Numa das mais conhecidas e compartilhadas citações de Santo Agostinho, lemos: “Ama e faz o que quiseres. Se calares, calarás com amor; se gritares, gritarás com amor; se corrigires, corrigirás com amor; se perdoares, perdoarás com amor. Se tiveres o amor enraizado em ti, nenhuma coisa senão o amor serão os teus frutos”. E Sigmund Freud: “se você ama, sofre. Se não ama, adoece”. Há quem evite amar para não sofrer; sendo assim, sem amar, porque viver?

Acredito que falar em amor e amar é abordar a sempre instigante procura pelo sentido da vida. Quando uma pessoa tem dificuldades para estabelecer vínculos de amor com os outros, acaba se tornando muito vulnerável emocional e mentalmente. Não é o homem que dá sentido à sua vida, mas é a vida que a todo o momento nos cobra um sentido. Viktor Frankl – psiquiatra e fundador da logoterapia (a ”terapia através do sentido”) – afirma que a sobrevivência do ser depende da capacidade de orientar a própria vida em direção a um “para que” ou um “para quem”, ou seja, a capacidade do ser de transcender-se.

Seguindo, compartilho uma história. Certa vez um pedaço de ferro, outro de madeira e uma pedra foram mundo afora à procura do sentido da vida. Caminharam até a beira do mar. Todos se entusiasmaram pela imensidão, pela beleza das ondas, por suas cores e transparências. O ferro entusiasmou-se sobremaneira. E logo foi dizendo aos seus amigos – a madeira e a pedra – que havia achado o seu lugar. Ali, naquele mar, iria realizar-se. E jogou-se ao mar. Todavia, rapidamente percebeu o engano, pois a água salgada do mar enferrujou o ferro que para nada mais servia.

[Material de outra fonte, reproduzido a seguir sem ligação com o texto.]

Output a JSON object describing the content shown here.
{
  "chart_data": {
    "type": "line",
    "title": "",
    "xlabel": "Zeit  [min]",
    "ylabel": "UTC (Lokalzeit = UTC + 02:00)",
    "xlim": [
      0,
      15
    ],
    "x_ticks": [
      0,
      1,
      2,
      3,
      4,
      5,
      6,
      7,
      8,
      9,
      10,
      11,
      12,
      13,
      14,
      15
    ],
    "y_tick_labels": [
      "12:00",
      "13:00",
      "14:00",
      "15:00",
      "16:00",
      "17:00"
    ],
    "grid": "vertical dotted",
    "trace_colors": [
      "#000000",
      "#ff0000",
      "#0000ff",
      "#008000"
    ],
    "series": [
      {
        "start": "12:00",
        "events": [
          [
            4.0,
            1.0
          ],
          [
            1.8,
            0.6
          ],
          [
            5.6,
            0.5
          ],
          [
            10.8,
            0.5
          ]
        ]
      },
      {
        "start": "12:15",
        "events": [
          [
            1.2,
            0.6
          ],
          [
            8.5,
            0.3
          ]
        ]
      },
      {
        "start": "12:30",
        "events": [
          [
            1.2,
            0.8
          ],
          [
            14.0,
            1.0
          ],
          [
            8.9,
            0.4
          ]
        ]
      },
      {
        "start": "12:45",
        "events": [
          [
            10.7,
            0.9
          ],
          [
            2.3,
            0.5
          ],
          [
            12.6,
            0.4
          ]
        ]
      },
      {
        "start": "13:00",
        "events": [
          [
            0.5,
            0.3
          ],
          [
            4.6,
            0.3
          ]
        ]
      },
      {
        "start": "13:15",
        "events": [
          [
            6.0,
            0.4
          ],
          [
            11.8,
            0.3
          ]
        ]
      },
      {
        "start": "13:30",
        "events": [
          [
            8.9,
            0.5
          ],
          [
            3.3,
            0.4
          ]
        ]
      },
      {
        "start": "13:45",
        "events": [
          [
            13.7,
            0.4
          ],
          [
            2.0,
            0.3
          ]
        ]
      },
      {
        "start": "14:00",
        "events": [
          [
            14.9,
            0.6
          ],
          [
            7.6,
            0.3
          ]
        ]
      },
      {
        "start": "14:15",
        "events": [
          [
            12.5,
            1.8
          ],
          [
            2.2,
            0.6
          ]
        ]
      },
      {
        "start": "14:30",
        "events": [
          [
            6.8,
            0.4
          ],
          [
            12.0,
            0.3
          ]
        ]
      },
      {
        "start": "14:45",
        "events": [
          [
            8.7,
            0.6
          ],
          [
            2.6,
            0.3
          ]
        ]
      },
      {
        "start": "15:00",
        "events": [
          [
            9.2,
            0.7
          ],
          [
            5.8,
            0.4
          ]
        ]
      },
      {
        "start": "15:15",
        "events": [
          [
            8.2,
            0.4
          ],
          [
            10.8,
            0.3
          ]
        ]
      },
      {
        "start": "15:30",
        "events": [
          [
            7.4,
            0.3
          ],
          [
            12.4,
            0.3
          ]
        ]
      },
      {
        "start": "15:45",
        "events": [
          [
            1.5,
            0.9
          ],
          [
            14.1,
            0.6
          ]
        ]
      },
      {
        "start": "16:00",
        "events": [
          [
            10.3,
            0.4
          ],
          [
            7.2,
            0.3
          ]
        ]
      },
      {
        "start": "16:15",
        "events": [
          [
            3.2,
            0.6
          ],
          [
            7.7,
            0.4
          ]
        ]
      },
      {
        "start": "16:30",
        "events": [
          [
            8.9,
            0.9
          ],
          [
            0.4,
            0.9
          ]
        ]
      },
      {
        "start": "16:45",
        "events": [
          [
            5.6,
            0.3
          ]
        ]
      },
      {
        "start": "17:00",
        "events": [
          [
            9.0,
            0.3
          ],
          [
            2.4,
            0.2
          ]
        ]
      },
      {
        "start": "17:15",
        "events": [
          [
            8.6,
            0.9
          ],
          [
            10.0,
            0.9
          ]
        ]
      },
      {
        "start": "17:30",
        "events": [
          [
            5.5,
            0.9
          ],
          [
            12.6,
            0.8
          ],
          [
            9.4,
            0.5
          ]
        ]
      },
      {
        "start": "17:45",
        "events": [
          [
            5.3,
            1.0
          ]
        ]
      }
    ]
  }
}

A pedra e a madeira continuaram o seu caminhar em busca de um sentido para suas vidas. Depois de longa andança, ao anoitecer, chegaram a uma floresta. Viram um clarão que se levantava brilhante, e se aproximaram para conhecer de perto essa luz maravilhosa. O pedaço de madeira entusiasmou-se com a luz e o calor, e jogou-se dentro das chamas, em busca de realização. Mas a madeira queimou, virou cinza e para nada mais servia.

A pedra continuou o seu caminho. Naquela noite, chegou perto de uma casinha muito simples, atraída pelo choro de uma criança. Ao aproximar-se, espiou num buraco por onde entrava um vento muito frio que provocava o choro da criança. Percebendo isso, jogou-se contra o buraco, fechando-o. A criança parou de chorar. Descobriu, então, que o sentido de sua vida era, dentro de suas possibilidades, ajudar a quem precisava.

Seja bom o seu dia e abençoada a sua vida. Pax!!!